Depuis quelques jours les yeux du monde entier sont rivés sur le Brésil. Dans le pays de Lula, un ex-militaire d’extrême droite, sexiste, homophobe et raciste, se trouve aux portes du pouvoir. Mais qui est Bolsonaro et comment il est arrivé là ?
La situation actuelle au Brésil puise ses racines dans la séquence ouverte par les manifestations de juin 2013, un processus contradictoire où la remise en cause sur la gauche des limites du PT et une impressionnante vague de grèves se mélangeaient à une grogne anti-corruption aux traits réactionnaires (c’est dans ces manifestations qu’ont été vues, pour la première fois, des pancartes réclamant une « intervention militaire »).
Après la victoire serrée de Dilma Roussef en 2014, le pouvoir judiciaire a entrepris une sorte de « chasse aux corrompus », ayant dans le rôle de « héros » le juge Sérgio Moro et touchant surtout le PT et ses alliés. C’est dans ce processus que se situent la destitution de Roussef au profit de son vice-président Michel Temer, de même que l’incarcération de Lula et son interdiction de se présenter à la présidentielle.
Dans un contexte de crise profonde du régime et des partis du centre, Bolsonaro a ainsi profité de la situation et a réussi à canaliser une très grande partie du sentiment anti-PT et du rejet à la corruption, ainsi que de la violence sociale très forte au Brésil, se présentant comme « l’homme fort qui remettra de l’ordre dans le pays ».

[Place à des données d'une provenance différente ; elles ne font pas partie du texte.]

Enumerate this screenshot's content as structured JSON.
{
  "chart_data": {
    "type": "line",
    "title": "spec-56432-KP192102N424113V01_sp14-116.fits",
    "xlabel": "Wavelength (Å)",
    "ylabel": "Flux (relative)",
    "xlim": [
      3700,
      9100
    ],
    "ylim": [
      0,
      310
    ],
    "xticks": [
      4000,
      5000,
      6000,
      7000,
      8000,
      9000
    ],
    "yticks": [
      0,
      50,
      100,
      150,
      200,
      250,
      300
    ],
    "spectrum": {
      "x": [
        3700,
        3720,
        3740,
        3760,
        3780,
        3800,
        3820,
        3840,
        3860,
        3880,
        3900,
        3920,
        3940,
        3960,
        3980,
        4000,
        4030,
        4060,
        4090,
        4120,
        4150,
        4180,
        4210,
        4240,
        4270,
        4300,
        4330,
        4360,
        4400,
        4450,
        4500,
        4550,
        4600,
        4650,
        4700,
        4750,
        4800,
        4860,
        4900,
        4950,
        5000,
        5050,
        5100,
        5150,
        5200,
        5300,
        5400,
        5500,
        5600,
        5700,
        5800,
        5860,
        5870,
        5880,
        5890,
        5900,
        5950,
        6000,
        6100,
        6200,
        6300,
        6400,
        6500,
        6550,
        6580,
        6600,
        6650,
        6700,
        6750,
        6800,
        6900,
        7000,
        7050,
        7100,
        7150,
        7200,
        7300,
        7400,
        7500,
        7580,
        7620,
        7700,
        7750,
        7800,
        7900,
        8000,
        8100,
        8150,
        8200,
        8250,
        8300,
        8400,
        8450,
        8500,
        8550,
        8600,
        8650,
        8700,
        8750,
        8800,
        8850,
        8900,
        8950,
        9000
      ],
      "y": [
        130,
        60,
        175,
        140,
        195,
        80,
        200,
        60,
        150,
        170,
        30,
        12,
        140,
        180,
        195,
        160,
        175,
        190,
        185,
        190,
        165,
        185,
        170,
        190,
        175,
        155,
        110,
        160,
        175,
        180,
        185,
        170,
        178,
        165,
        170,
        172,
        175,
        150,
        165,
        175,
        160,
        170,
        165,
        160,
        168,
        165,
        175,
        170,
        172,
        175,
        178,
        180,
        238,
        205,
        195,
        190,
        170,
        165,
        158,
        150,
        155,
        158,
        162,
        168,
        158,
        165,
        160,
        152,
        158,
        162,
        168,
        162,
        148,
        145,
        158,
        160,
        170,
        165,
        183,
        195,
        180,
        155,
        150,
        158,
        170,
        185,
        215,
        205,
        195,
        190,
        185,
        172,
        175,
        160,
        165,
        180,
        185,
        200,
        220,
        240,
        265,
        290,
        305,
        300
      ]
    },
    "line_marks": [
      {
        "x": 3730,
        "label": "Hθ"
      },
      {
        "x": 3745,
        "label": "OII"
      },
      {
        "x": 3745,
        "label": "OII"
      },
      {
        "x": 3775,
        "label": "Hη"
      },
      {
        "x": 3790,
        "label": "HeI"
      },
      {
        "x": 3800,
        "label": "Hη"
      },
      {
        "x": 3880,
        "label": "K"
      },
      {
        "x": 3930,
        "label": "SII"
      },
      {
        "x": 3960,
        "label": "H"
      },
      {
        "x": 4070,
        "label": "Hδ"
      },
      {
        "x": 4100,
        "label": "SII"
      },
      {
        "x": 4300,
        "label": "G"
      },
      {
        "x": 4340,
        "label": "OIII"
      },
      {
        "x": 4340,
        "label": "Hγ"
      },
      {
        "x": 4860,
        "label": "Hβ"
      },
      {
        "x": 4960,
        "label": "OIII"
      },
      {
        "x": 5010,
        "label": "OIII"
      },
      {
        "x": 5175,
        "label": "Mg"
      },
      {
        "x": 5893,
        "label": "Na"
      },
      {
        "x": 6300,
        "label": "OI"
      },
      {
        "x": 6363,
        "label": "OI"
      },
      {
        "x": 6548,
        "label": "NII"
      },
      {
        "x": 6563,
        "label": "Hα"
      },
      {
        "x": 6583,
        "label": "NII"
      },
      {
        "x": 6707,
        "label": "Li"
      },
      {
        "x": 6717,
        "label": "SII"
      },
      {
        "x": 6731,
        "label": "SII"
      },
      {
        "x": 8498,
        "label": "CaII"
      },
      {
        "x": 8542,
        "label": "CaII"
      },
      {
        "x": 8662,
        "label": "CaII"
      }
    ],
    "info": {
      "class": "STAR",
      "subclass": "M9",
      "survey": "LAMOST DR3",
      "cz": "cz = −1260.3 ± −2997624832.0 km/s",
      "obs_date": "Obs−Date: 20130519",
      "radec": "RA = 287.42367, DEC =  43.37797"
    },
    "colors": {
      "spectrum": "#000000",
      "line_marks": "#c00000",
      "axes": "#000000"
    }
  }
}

Un ultralibéral au service de la Maison Blanche
« Parmi les quelque 150 entreprises d’État, au moins 50 seront privatisées » : voilà ce qu’a déclaré Bolsonaro dans un signal clair pour les marchés qui exigeaient des garanties. Il multiplie également les clins d’œil à Donald Trump, une claire source d’inspiration pour lui. Ainsi, suite à une critique émise par le président US sur la prétendue dureté brésilienne dans les relations commerciales, Bolsonaro a déclaré : « Nous allons nous rapprocher des grandes nations, nous allons mener une politique extérieure sans biais idéologique ».
De ce point de vue, le phénomène Bolsonaro s’inscrit également dans le cadre d’une politique plus agressive des États-Unis en Amérique latine, après des années où la crise ouverte au Moyen-Orient à partir de l’intervention en Irak avait concentré l’attention des sphères de la politique extérieur américaine.
Un ex-militaire nostalgique de la dictature
Capitaine de l’Armée pendant la dictature, Bolsonaro ne cache ni sa nostalgie du régime militaire ni ses liens avec des membres de l’institution. Ce retour de l’armée sur la scène s’explique, selon le politologue David Fleischer, par l’histoire du gouvernement putschiste de Temer, qui a impliqué de plus en plus la force militaire brésilienne dans des missions de maintien de l’ordre censées faire tenir les murs d’un gouvernement massivement rejeté par la population.
Concrètement, Bolsonaro promet de nommer six généraux à son gouvernement, et a comme co-listier, pour la vice-présidence, Hamilton Mourão, lui aussi général de réserve, qui déclare ouvertement que l’Armée serait prête, en cas de dégradation de la situation au Brésil, à « imposer une solution » et qu’un « auto-putsch » avec la dissolution du Parlement en cas « d’anarchie » ne serait pas à exclure.
Retour du Brésil conservateur et tendances protofascistes
Le coup d’État entrepris par les militaires en 1964 avait eu un caractère « préventif » (à la différence de celui du Chili qui venait contrer un processus révolutionnaire), ce qui a fait qu’il a été relativement moins violent (les mortEs et disparuEs se comptent en centaines et pas en milliers) et qu’il a visé principalement les militantEs de la guérilla.
C’est cette particularité qui explique qu’un secteur de la société brésilienne puisse encore se revendiquer de cette période et expliquer que « les gens bien » n’ont jamais été dérangés. En d’autres mots, le phénomène Bolsonaro fait ressortir au grand jour le Brésil conservateur des manifestations « des familles pour Dieu et la liberté » qui soutenaient le coup d’État en 1964 contre la « menace communiste ».
Il partage avec cette tradition les valeurs morales, le sexisme, l’homophobie, le racisme, ce qui explique la vague d’agressions perpétrés par des électeurs de Bolsonaro ces derniers jours, qui expriment une tendance protofasciste, pour l’instant encore minoritaire mais contre laquelle les BrésilienEs commencent à se préparer, par-delà même le vote pour Fernando Haddad du PT au second tour, par des assemblées générales, des comités de défense, etc.